17 thoughts on “Winged Drone Gets Forward Flight Capability

  1. I have zero experience/expertise in this area, but to me, the effort and documentation appear amazing. I will be interested to see how he solves the station-keeping problem during rotational hover. The rotational hover power efficiency was a surprise to me.

  2. I wonder if a 4 bladed prop with the wings in an flat X (for example 60 degrees between the blade pairs, iso evenly spaced at 90 degrees, like the tailrotor on an Apache helicopter) might make it more efficient in forward flight since all bladed would be able to contribute to lift

    1. That’s what I was thinking too, with 4 all the blades should contribute lift. Also for the camera that could be solved in software, it you know the rotation speed of the vehicle/camera, you should be able to calculate when the camera is pointing in a given direction and just stitch together single shots from the direction you want on the fly.

      1. You still have a problem with blurring, especially in low light conditions. There are some deblurring algorithms but I wouldn’t trust them for SAR or recon applications. Maybe an event camera could do but image reconstruction from event stream IMO is in its infancy right now.

      2. There’s a few drones that do this with a “maple leaf” seed style drone. I can’t find the footage, but the spinning results in a lot of frame smear and shake. It’s serviceable, but not pleasant to watch.

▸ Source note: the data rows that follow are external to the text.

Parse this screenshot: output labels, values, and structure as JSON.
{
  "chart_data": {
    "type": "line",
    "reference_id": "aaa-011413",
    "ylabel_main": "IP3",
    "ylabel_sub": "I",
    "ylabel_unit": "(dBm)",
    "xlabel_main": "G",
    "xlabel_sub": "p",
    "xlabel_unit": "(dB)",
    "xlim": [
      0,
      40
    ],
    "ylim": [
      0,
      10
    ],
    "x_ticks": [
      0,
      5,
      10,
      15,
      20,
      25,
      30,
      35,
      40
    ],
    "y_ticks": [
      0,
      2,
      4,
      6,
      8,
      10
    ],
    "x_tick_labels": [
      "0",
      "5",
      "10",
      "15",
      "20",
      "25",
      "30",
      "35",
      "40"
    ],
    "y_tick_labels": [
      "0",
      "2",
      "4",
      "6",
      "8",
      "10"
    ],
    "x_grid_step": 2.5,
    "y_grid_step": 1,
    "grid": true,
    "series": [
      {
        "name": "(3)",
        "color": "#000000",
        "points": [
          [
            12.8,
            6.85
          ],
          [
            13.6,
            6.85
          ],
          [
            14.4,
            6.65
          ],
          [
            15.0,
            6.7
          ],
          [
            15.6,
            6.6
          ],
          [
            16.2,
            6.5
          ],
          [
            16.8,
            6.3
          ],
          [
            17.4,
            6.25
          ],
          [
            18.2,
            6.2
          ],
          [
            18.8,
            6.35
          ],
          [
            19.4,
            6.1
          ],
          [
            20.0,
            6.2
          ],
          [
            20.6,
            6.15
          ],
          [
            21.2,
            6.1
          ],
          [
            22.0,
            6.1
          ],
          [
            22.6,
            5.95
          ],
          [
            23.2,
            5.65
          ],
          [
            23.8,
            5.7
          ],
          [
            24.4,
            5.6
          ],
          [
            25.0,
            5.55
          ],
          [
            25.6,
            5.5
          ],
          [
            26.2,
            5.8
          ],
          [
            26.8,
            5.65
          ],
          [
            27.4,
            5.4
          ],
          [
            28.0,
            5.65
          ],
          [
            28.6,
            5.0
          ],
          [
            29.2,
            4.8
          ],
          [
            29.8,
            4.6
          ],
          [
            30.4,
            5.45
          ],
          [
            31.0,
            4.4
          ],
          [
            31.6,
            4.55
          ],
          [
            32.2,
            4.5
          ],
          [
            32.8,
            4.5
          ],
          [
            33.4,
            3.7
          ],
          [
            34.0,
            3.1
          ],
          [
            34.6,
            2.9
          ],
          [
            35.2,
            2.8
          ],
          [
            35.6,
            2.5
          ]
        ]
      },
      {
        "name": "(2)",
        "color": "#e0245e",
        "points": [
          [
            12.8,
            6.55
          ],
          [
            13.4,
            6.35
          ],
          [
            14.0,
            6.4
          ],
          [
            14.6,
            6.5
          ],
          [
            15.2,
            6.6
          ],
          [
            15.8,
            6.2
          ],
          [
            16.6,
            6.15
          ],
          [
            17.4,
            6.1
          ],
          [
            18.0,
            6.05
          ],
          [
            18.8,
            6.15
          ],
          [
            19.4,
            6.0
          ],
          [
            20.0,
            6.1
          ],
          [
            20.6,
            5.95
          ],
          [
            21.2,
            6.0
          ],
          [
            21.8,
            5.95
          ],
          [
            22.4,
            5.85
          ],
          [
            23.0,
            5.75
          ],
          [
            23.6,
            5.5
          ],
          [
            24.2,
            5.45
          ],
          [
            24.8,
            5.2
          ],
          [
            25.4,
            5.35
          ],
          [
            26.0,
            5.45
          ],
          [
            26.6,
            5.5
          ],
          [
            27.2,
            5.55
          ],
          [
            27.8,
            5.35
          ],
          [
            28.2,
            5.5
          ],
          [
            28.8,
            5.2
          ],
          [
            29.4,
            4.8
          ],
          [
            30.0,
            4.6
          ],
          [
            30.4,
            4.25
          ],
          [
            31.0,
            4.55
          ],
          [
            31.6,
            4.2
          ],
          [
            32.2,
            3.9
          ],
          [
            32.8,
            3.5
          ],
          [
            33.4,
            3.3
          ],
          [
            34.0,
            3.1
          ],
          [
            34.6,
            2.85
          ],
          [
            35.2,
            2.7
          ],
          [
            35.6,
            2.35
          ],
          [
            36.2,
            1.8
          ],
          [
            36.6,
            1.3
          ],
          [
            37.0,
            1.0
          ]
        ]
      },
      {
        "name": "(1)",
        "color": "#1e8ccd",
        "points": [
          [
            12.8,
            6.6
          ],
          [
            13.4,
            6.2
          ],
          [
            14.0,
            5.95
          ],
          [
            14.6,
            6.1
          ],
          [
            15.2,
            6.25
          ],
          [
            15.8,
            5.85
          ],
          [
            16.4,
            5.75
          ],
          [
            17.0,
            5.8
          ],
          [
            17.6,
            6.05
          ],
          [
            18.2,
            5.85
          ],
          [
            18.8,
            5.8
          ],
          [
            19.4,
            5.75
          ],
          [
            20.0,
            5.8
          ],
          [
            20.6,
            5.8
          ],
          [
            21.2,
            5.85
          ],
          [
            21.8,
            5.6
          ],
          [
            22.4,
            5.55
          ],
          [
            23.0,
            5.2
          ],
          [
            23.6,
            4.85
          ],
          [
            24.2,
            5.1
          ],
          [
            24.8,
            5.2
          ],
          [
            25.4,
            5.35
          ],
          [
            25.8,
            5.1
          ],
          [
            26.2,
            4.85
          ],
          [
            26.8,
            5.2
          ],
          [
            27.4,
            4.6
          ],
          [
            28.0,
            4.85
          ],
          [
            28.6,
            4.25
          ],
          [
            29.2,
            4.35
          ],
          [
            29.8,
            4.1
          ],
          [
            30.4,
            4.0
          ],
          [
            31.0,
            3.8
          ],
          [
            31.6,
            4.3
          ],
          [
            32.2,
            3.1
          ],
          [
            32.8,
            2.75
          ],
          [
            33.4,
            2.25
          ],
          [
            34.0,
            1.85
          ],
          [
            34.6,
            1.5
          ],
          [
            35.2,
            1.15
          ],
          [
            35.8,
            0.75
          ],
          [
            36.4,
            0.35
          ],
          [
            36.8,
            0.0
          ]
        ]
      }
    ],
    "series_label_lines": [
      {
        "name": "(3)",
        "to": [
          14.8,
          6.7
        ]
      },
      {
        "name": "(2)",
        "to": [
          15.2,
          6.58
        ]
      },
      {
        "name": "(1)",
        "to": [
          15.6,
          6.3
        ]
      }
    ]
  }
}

  3. He sounds as if he knows his stuff. But he doesn’t. For example: he says the drag of the vertical surface will be significant cause for the loss in efficiency from hoover while spinning. Well… no! He’s just said that he thinks the wings are stalled at 20 degrees AOA forward flight. A stalled wing has MUCH more drag than a wing pointing “straight up”.

    And comparing “level flight power” is not the right way to go. This means that “to stay in the air for the longest amount of time”, you’d need that AOA. But he’s determined that spinning is more efficient to “stay in the air”. When you want to get somewhere, you need the power-draw divided by speed to get energy per meter covered. In “unpowered flying” (Delta, paraglider, sailplane etc) this is “min sink” vs “best glide”.

    (In my sample of 1, even professional airline pilots don’t know the difference. Bad situation IMHO!).

    1. 20 degree AOA? It’s stalled, even without the 30 degree bank on each wing.

      A stalled wing usually has a lift to drag ratio of about 1. So the tip rotors are doing more work*. Needs to fly faster, but is CG in front of CP?

      *work definition pendants enjoy the opportunity to be smart.